L'oblast de Mourmansk est également le quartier général de la flotte russe du Nord. Cette dernière joue un rôle croissant dans la sécurisation de l'immense zone économique exclusive. Elle accueille également le gigantesque chantier de Novatek, la deuxième compagnie pétrolière et gazière russe. Ces constructions soutiennent le développement de l'énorme gaz naturel liquide de la péninsule de Yamal, ainsi que d'autres projets.

Entre-temps, par exemple, en juin, l'oblast de Mourmansk a subi un plus grand nombre de contaminations que la Norvège voisine. Cela a ralenti et perturbé le fonctionnement des industries civiles, avec plus de 2000 travailleurs infectés sur le site Novatek de Belokamenka, ainsi que sur ceux de la flotte du Nord (Atle Staalesen, "Après l'infection de plus de 2000 travailleurs, la situation est sous contrôle sur le chantier de Belokamenka”, L'observateur indépendant de BarentsLe 16 juin 2020 et "Le City hat construit les sous-marins nucléaires russes a plus de 2000 cas Covid-19”, L'Observateur indépendant de Barents23 juin 2020). 

Ainsi, la pandémie perturbe le rythme des plans de développement civils et militaires de l'Arctique en réchauffement. 

Perturbation des covariables

Cette situation n'est pas anodine. Novatek est un des principaux développeurs des opérations Yamal I et II. Celles-ci attirent des investissements étrangers massifs, de Chine, d'Inde et du Japon, entre autres. Ces développements sont profondément dépendants du réchauffement de la région qui permet l'accès à de nouvelles ressources. Ces opérations d'extraction présentent un grand intérêt pour les nations asiatiques. Elles travaillent à la diversification de leur secteur énergétique, afin d'utiliser moins de charbon, tout en soutenant leur développement économique.

Ainsi, les délais que le virus impose à ces opérations sont une contrainte potentielle pour le développement économique de l'Asie. Réciproquement, cela dévoile comment l'Asie se lie au développement de l'Arctique russe qui se réchauffe. Elle révèle également la manière dont ces stratégies géo-économiques massives sur une planète en réchauffement sont actuellement absorbées par le "Covid World".

Nous devons donc maintenant examiner la manière dont ces acteurs publics et privés s'adaptent à la fois au changement climatique et au "monde de Covid"".


Image en vedette : Design by Jean-Dominique Lavoix-Carli pour le Red Team Analysis Society


Publié par Dr Jean-Michel Valantin (PhD Paris)
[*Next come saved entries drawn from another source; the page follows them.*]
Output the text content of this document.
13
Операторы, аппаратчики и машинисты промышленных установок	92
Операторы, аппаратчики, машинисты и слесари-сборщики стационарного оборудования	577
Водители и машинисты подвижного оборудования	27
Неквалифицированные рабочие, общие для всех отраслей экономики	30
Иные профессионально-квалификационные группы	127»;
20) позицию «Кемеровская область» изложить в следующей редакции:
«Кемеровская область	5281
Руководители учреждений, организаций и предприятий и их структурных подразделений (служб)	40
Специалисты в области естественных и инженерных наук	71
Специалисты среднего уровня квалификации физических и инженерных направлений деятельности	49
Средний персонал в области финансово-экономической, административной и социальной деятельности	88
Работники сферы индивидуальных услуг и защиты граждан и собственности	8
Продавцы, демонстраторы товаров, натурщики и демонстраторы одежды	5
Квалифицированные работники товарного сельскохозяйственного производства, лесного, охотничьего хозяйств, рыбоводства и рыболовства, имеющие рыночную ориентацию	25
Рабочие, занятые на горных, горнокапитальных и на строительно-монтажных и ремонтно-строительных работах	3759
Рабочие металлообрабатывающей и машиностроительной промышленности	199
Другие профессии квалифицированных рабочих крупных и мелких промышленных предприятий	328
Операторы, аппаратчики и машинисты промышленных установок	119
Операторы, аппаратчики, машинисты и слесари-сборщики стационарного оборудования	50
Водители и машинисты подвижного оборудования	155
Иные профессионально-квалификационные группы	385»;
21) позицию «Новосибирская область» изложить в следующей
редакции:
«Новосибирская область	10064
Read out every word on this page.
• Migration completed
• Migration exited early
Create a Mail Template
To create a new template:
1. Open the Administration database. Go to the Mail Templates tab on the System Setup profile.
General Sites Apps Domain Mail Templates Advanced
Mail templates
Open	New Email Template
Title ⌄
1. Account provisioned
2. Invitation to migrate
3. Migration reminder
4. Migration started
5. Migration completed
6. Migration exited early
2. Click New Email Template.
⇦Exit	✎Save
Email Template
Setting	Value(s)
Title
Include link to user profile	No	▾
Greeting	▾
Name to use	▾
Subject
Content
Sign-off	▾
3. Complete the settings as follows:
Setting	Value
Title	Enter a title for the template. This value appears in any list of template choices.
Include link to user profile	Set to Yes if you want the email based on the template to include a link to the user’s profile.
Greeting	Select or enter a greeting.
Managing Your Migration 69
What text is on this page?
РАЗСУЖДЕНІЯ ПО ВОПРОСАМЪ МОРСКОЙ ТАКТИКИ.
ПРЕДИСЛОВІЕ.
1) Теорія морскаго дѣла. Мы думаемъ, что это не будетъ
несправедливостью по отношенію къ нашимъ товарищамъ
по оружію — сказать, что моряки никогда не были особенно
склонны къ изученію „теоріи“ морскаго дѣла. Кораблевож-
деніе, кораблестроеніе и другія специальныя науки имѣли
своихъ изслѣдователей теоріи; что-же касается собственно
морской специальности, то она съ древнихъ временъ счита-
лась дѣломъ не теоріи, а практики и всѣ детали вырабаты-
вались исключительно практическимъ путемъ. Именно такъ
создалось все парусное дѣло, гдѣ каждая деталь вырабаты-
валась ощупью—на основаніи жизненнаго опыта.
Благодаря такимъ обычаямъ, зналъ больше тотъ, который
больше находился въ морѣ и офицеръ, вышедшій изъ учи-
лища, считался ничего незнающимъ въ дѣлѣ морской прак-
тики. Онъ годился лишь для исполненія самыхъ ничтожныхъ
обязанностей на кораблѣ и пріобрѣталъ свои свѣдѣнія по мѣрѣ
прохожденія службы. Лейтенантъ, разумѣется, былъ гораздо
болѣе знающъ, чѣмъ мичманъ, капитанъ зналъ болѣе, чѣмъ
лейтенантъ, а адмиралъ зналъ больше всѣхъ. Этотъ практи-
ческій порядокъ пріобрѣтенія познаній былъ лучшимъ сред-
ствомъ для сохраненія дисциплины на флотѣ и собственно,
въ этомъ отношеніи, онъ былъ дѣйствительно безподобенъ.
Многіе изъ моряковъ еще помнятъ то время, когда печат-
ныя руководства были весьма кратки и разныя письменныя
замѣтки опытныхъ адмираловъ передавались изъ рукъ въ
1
Le Dr Jean-Michel Valantin (PhD Paris) dirige le département Environnement et Sécurité du Red Team Analysis Society. Il est spécialisé dans les études stratégiques et la sociologie de la défense avec un accent sur la géostratégie environnementale. Il est l'auteur de "Menace climatique sur l'ordre mondial", "Ecologie et gouvernance mondiale", "Guerre et Nature, l'Amérique prépare la guerre du climat" et de "Hollywood, le Pentagone et Washington".